Just think Dada... you are front rowed on the pre-view of what may be the new interactive reality show coming this fall to venues near and far across the land...
it probably is too much to ask of fate that ALL of the homicides were between only the players in the WOD and not those merely in the wrong place & time. sadness.
gaaah ... I had to enlarge the pic, even though you had provided proper warning ... noooooo .... I was immediately thrown backward in time to the far too tender age when I first discovered photos of the holocaust in our household encyclopedia .... so awful I don't think I slept all that year ... so horrible I still have nightmares.
or, to sort of echo the quoted grieving juarez mom, it's a good thing our war casualties don't arrive back here looking like that. a pile of bodies like that would be hard to ignore. but never fear, I'm sure many of our species are more than up to the task.
Nice writing!
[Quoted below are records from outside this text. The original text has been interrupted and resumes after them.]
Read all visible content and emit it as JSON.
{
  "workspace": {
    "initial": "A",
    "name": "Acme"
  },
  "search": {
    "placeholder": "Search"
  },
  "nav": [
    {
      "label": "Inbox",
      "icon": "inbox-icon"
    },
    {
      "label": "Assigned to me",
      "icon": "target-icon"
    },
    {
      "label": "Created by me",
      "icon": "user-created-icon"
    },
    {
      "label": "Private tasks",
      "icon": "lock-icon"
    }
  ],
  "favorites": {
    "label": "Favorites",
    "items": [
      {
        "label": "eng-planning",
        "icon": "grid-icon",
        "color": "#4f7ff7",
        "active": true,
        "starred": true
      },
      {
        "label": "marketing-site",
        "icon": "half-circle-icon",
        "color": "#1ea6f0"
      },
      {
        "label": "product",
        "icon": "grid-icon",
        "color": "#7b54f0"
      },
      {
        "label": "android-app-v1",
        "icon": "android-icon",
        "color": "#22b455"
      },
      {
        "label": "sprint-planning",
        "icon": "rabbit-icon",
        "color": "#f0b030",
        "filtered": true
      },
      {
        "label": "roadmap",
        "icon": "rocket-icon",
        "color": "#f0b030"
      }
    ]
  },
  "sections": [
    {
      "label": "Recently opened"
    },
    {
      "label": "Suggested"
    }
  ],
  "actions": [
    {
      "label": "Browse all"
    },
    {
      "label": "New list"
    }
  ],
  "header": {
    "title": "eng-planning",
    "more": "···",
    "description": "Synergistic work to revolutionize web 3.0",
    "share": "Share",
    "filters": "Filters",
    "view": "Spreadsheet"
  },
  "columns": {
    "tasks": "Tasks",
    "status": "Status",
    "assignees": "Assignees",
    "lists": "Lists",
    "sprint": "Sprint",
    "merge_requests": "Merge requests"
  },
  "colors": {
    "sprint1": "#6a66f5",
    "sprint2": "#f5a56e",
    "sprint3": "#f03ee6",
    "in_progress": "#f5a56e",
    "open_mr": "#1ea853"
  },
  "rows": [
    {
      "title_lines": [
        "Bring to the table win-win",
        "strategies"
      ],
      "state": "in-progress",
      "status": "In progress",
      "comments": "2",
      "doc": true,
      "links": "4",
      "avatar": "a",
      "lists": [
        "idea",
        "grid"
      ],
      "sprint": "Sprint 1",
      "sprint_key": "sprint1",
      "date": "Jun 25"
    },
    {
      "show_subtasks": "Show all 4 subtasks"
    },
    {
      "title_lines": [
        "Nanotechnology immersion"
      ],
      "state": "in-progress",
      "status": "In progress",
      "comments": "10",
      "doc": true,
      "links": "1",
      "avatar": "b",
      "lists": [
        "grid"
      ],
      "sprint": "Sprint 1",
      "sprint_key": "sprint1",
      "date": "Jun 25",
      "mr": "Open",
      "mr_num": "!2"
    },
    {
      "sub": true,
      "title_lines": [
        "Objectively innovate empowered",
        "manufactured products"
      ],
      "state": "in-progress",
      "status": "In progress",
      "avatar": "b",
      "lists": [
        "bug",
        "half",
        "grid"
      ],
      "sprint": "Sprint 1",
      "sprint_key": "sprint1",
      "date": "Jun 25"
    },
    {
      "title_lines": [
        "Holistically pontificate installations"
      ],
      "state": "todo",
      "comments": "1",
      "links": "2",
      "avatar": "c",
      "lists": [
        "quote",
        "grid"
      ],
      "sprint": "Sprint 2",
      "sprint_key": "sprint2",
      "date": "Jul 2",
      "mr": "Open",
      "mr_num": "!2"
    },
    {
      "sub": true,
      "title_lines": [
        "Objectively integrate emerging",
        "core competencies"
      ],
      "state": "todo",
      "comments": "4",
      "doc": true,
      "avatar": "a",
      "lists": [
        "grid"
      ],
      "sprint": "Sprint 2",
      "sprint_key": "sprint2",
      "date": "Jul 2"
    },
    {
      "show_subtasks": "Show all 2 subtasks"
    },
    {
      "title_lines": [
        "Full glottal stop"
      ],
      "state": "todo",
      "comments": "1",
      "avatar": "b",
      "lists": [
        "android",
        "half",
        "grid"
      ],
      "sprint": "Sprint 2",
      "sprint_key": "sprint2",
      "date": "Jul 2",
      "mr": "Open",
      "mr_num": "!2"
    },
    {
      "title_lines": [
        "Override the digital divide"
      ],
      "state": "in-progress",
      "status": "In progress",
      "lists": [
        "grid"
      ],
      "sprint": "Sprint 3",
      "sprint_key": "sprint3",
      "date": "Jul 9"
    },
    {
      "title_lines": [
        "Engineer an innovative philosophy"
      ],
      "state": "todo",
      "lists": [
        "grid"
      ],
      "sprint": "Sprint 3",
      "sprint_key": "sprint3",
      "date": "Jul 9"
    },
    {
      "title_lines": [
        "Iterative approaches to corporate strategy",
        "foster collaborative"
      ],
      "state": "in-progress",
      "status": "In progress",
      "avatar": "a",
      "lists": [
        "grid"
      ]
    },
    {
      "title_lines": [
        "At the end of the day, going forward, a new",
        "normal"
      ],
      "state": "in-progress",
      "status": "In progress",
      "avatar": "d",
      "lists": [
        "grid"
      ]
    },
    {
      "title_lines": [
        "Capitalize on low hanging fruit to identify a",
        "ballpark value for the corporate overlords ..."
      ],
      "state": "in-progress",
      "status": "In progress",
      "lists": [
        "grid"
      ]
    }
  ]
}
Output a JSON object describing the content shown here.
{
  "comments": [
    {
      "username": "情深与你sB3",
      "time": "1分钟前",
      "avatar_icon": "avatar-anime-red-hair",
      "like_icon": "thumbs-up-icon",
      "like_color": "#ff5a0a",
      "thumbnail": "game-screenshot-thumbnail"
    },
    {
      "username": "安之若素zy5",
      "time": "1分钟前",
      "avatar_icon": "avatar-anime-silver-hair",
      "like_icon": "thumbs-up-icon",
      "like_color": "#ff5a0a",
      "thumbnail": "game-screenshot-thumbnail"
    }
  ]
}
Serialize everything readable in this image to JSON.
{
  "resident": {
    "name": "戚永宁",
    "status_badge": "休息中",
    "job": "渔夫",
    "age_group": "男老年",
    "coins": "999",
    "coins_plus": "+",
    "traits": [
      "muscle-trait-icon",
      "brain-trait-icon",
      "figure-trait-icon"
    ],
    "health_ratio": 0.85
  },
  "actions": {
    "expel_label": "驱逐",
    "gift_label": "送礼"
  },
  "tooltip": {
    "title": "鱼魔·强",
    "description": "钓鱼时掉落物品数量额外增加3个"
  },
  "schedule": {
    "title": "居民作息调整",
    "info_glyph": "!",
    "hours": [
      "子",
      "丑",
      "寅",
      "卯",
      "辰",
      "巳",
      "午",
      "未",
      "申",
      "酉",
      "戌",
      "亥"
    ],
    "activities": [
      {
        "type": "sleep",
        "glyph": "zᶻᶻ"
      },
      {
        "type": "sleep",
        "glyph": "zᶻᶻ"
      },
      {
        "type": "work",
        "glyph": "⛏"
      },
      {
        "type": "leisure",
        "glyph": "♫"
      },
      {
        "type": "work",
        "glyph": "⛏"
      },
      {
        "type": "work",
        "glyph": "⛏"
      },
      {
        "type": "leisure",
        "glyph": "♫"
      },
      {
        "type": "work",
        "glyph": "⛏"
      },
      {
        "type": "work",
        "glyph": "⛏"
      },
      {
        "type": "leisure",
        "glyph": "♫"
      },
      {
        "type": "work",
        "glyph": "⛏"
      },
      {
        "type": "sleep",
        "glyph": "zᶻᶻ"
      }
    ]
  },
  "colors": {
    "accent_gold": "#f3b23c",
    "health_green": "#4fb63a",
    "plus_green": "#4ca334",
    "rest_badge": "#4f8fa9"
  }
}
But what's easier to change, the behavior of 15 million people or the policy we use to control marijuana?
The prohibition's been in place for *seventy years* now and currently 6,000 people use marijuana for the first time every single DAY. 100 million people (a third of this country) acknowledge that they've obtained and consumed marijuana during the prohibition.
I don't think using guilt to change the behavior of "American dopers" is going to be any more successful than seventy years of arrest, incarceration, denial of federal aid, urine tests, and loss of employment has been.
And in the end we don't need Americans to stop using marijuana, we just need them to stop using *cartel* marijuana. And by far the easiest way to achieve that is by undercutting cartel prices with marijuana legally produced and sold to adults in safe and convenient locations. End the prohibition and save lives!
Thanks for the feedback re the drug wars, the oil wars. My reference to "American dopers" in conjunction with the futility of our drug war (and other wars, to include oil and more covert actions) was made in a pre-tabula rasa kind of period before the idealistic Dadaist dismantling of human culture's age old "successful" ways of doing things is accomplished (or not) if, as a species, we are to survive. It's "idealistic" to me in that the inclination to change things is elusive if not outright undesirable.
As Ryan Grim remarks of another drug, LSD, "The cultural hunger for a substance that lets you hold affordable conversations with God, watch walls melt, breathe colors, and explore your psyche remains unsated," and apparently scares the shit out of the powers that be.
Experiencing such realities could dramatically impede mankind's age old way of doing things (er, undoing things). Besides, entire industries of profit have grown up around such prohibitions, leaving Dada skeptical of our reasons for often even denying a dying person their access to adequate pain management. Mightn't they experience euphoria before departing this oft times miserable plane of existence? But I digress.